The new advisory, titled Avoid Dangers of Wildcard TLS Certificates and the ALPACA Technique, encourages network administrators to verify that the usage of wildcard certificates does not expose enterprise environments to undesirable risks and that they are not subject to ALPACA assaults.
When establishing a trusted, secure TLS connection with a web browser, web servers employ digital certificates to identify themselves so that sensitive information can be exchanged.
Wildcard certificates are commonly used to validate server identities when running numerous public-facing servers because they can represent any server with a similar name or any subdomain under a specific base domain name.
“Wildcard certificates are commonly used to authenticate various servers in order to simplify the management of an organization’s credentials, which saves time and money.” A proxy that represents numerous servers is a common application. The use of wildcard certificates to authenticate unrelated servers across an enterprise, on the other hand, poses a risk, according to the NSA.
If one server that employs a wildcard certificate is hacked, all other servers that the certificate represents are at risk. Furthermore, according to the agency, an attacker who gains access to a certificate’s private key can spoof any of the sites it represents.
In the case of ALPACA, the technique could allow threat actors to carry out arbitrary operations and get access to sensitive data; nevertheless, the prerequisites for successful exploitation are rare.

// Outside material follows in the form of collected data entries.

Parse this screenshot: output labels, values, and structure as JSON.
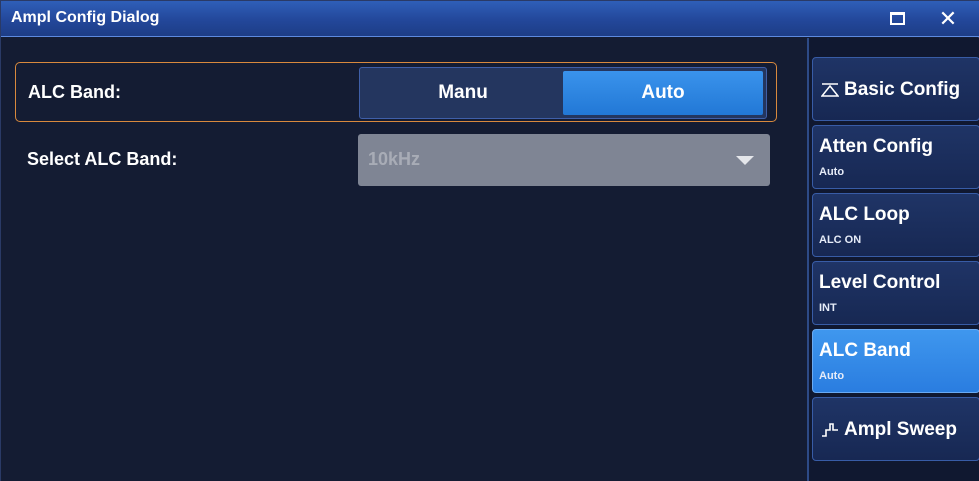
{
  "window": {
    "title": "Ampl Config Dialog"
  },
  "main": {
    "alc_band": {
      "label": "ALC Band:",
      "options": [
        "Manu",
        "Auto"
      ],
      "selected": "Auto"
    },
    "select_alc_band": {
      "label": "Select ALC Band:",
      "value": "10kHz",
      "enabled": false
    }
  },
  "sidebar": {
    "items": [
      {
        "label": "Basic Config",
        "icon": "collapse-triangle-icon"
      },
      {
        "label": "Atten Config",
        "value": "Auto"
      },
      {
        "label": "ALC Loop",
        "value": "ALC ON"
      },
      {
        "label": "Level Control",
        "value": "INT"
      },
      {
        "label": "ALC Band",
        "value": "Auto",
        "active": true
      },
      {
        "label": "Ampl Sweep",
        "icon": "step-waveform-icon"
      }
    ]
  },
  "colors": {
    "accent": "#2a7de0",
    "highlight_border": "#d8893d",
    "background": "#141c33"
  }
}
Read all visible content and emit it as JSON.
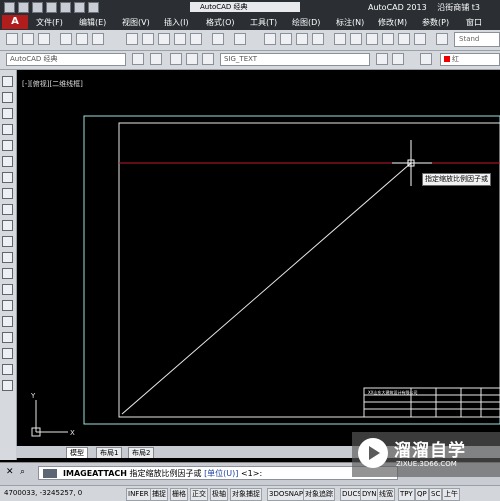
{
  "titlebar": {
    "workspace": "AutoCAD 经典",
    "app_title": "AutoCAD 2013",
    "file_title": "沿街商铺 t3"
  },
  "menu": [
    "文件(F)",
    "编辑(E)",
    "视图(V)",
    "插入(I)",
    "格式(O)",
    "工具(T)",
    "绘图(D)",
    "标注(N)",
    "修改(M)",
    "参数(P)",
    "窗口"
  ],
  "toolbar2": {
    "workspace_select": "AutoCAD 经典",
    "layer_select": "SIG_TEXT",
    "color_select": "红",
    "style_box": "Stand"
  },
  "viewport": {
    "label": "[-][俯视][二维线框]",
    "cursor_tooltip": "指定缩放比例因子或"
  },
  "layout_tabs": [
    "模型",
    "布局1",
    "布局2"
  ],
  "command": {
    "text": "IMAGEATTACH 指定缩放比例因子或 [单位(U)] <1>:",
    "command": "IMAGEATTACH",
    "prompt": "指定缩放比例因子或",
    "option": "[单位(U)]",
    "default": "<1>:"
  },
  "status": {
    "coords": "4700033, -3245257, 0",
    "buttons": [
      "INFER",
      "捕捉",
      "栅格",
      "正交",
      "极轴",
      "对象捕捉",
      "3DOSNAP",
      "对象追踪",
      "DUCS",
      "DYN",
      "线宽",
      "TPY",
      "QP",
      "SC",
      "上午"
    ]
  },
  "title_block": {
    "header": "XX山东大建筑设计有限公司"
  },
  "watermark": {
    "name": "溜溜自学",
    "url": "ZIXUE.3D66.COM"
  },
  "colors": {
    "canvas": "#000000",
    "frame_cyan": "#9fe0e0",
    "crosshair_red": "#c0182a",
    "diagonal": "#e8e8e8"
  }
}
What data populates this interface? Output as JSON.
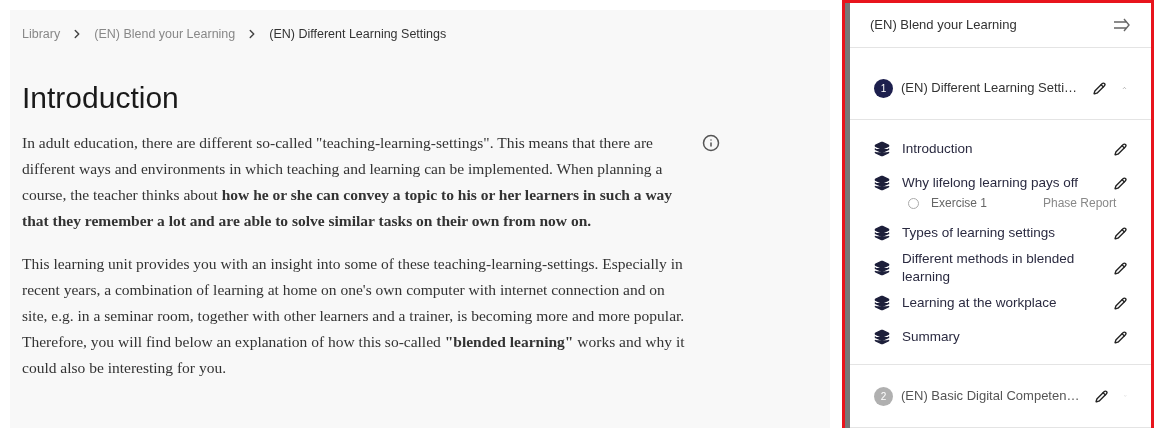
{
  "breadcrumb": [
    {
      "label": "Library",
      "current": false
    },
    {
      "label": "(EN) Blend your Learning",
      "current": false
    },
    {
      "label": "(EN) Different Learning Settings",
      "current": true
    }
  ],
  "title": "Introduction",
  "paragraphs": [
    "In adult education, there are different so-called \"teaching-learning-settings\". This means that there are different ways and environments in which teaching and learning can be implemented. When planning a course, the teacher thinks about **how he or she can convey a topic to his or her learners in such a way that they remember a lot and are able to solve similar tasks on their own from now on.**",
    "This learning unit provides you with an insight into some of these teaching-learning-settings. Especially in recent years, a combination of learning at home on one's own computer with internet connection and on site, e.g. in a seminar room, together with other learners and a trainer, is becoming more and more popular. Therefore, you will find below an explanation of how this so-called **\"blended learning\"** works and why it could also be interesting for you."
  ],
  "sidebar": {
    "title": "(EN) Blend your Learning",
    "chapters": [
      {
        "number": "1",
        "title": "(EN) Different Learning Setti…",
        "expanded": true,
        "lessons": [
          {
            "title": "Introduction"
          },
          {
            "title": "Why lifelong learning pays off",
            "exercises": [
              {
                "title": "Exercise 1",
                "checked": false,
                "tag": "Phase Report"
              }
            ]
          },
          {
            "title": "Types of learning settings"
          },
          {
            "title": "Different methods in blended learning"
          },
          {
            "title": "Learning at the workplace"
          },
          {
            "title": "Summary"
          }
        ]
      },
      {
        "number": "2",
        "title": "(EN) Basic Digital Competen…",
        "expanded": false
      }
    ]
  }
}
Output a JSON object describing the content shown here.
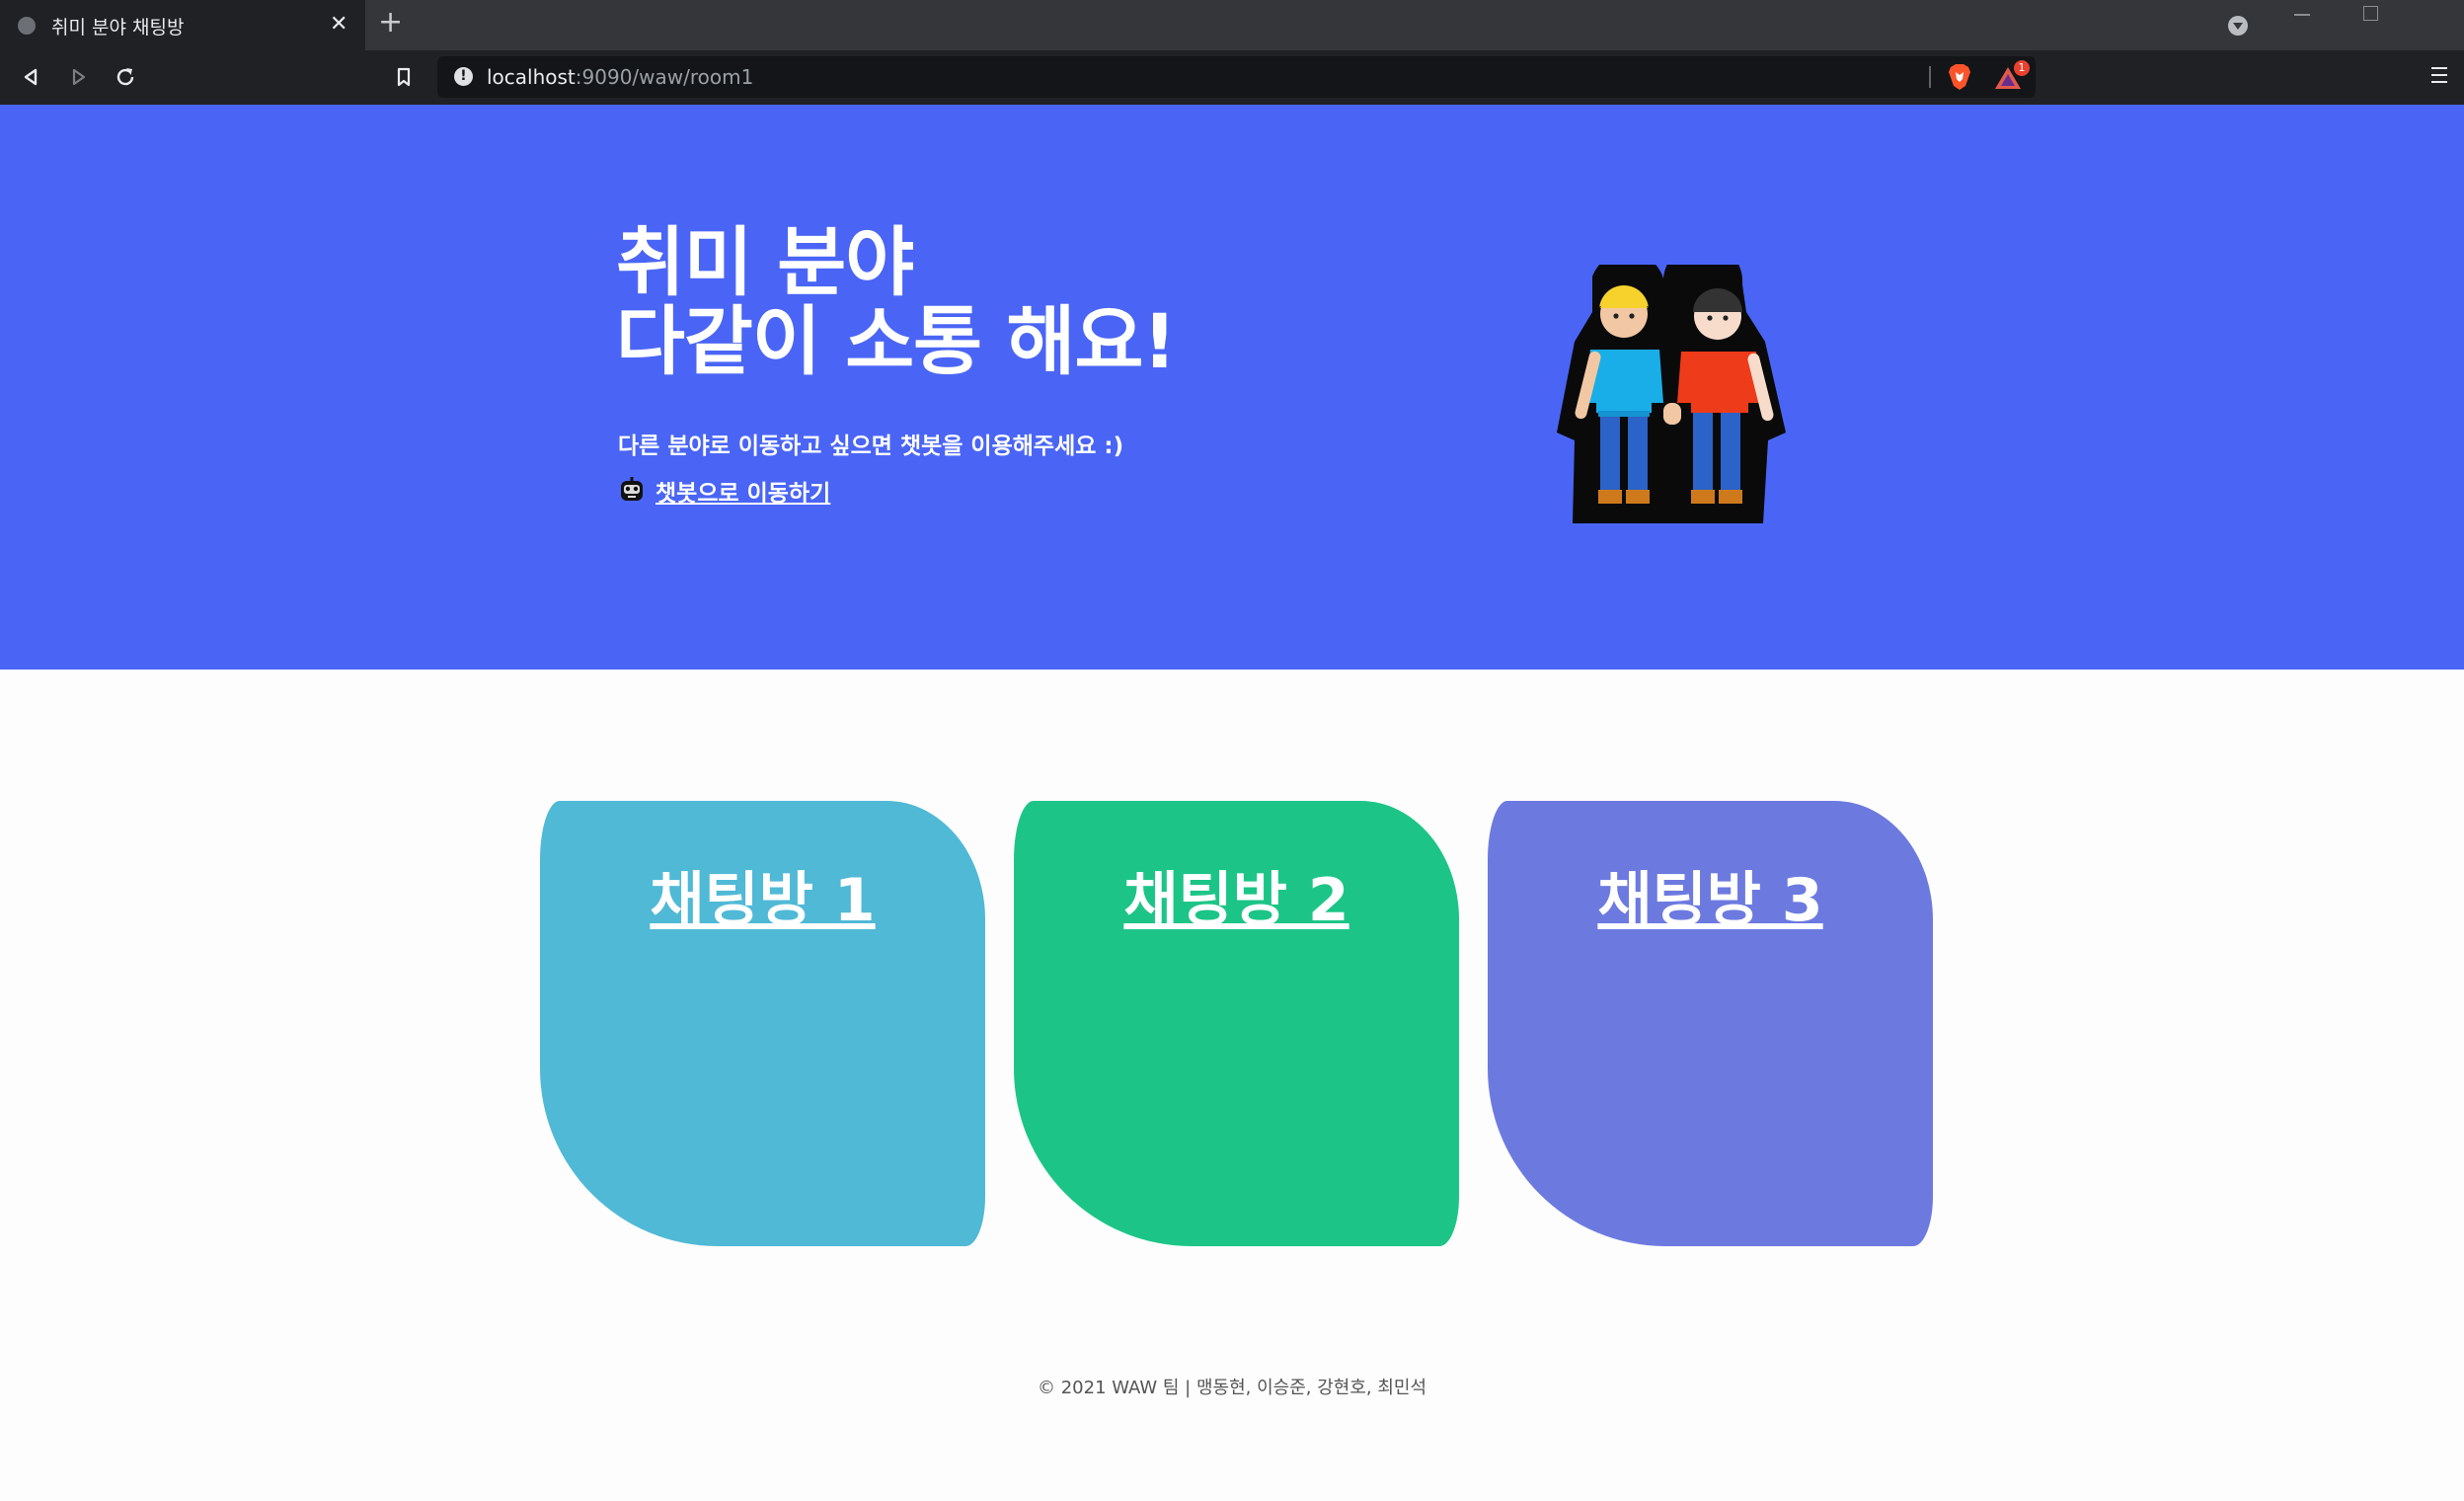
{
  "browser": {
    "tab_title": "취미 분야 채팅방",
    "new_tab_icon": "plus-icon",
    "url_host": "localhost",
    "url_path": ":9090/waw/room1",
    "rewards_badge": "1"
  },
  "hero": {
    "title_line1": "취미 분야",
    "title_line2": "다같이 소통 해요!",
    "subtitle": "다른 분야로 이동하고 싶으면 챗봇을 이용해주세요 :)",
    "chatbot_link": "챗봇으로 이동하기",
    "background_color": "#4a65f5"
  },
  "rooms": [
    {
      "label": "채팅방 1",
      "color": "#50b9d6"
    },
    {
      "label": "채팅방 2",
      "color": "#1cc587"
    },
    {
      "label": "채팅방 3",
      "color": "#6c7ae0"
    }
  ],
  "footer": {
    "text": "© 2021 WAW 팀 | 맹동현, 이승준, 강현호, 최민석"
  }
}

“Administrators should examine their environment to verify that their certificate usage, particularly the use of wildcard certificates, does not generate unchecked risks,” according to the NSA. “In particular, their businesses’ web servers should not be vulnerable to ALPACA tactics.”
Enterprises can take steps to mitigate the risks of poorly implemented certificates, as well as those associated with ALPACA, by limiting the scope of certificates, using an application gateway or WAF, using encrypted DNS, enabling Application-Layer Protocol Negotiation (ALPN), and ensuring that browsers are kept up to date, according to the newly issued guidance.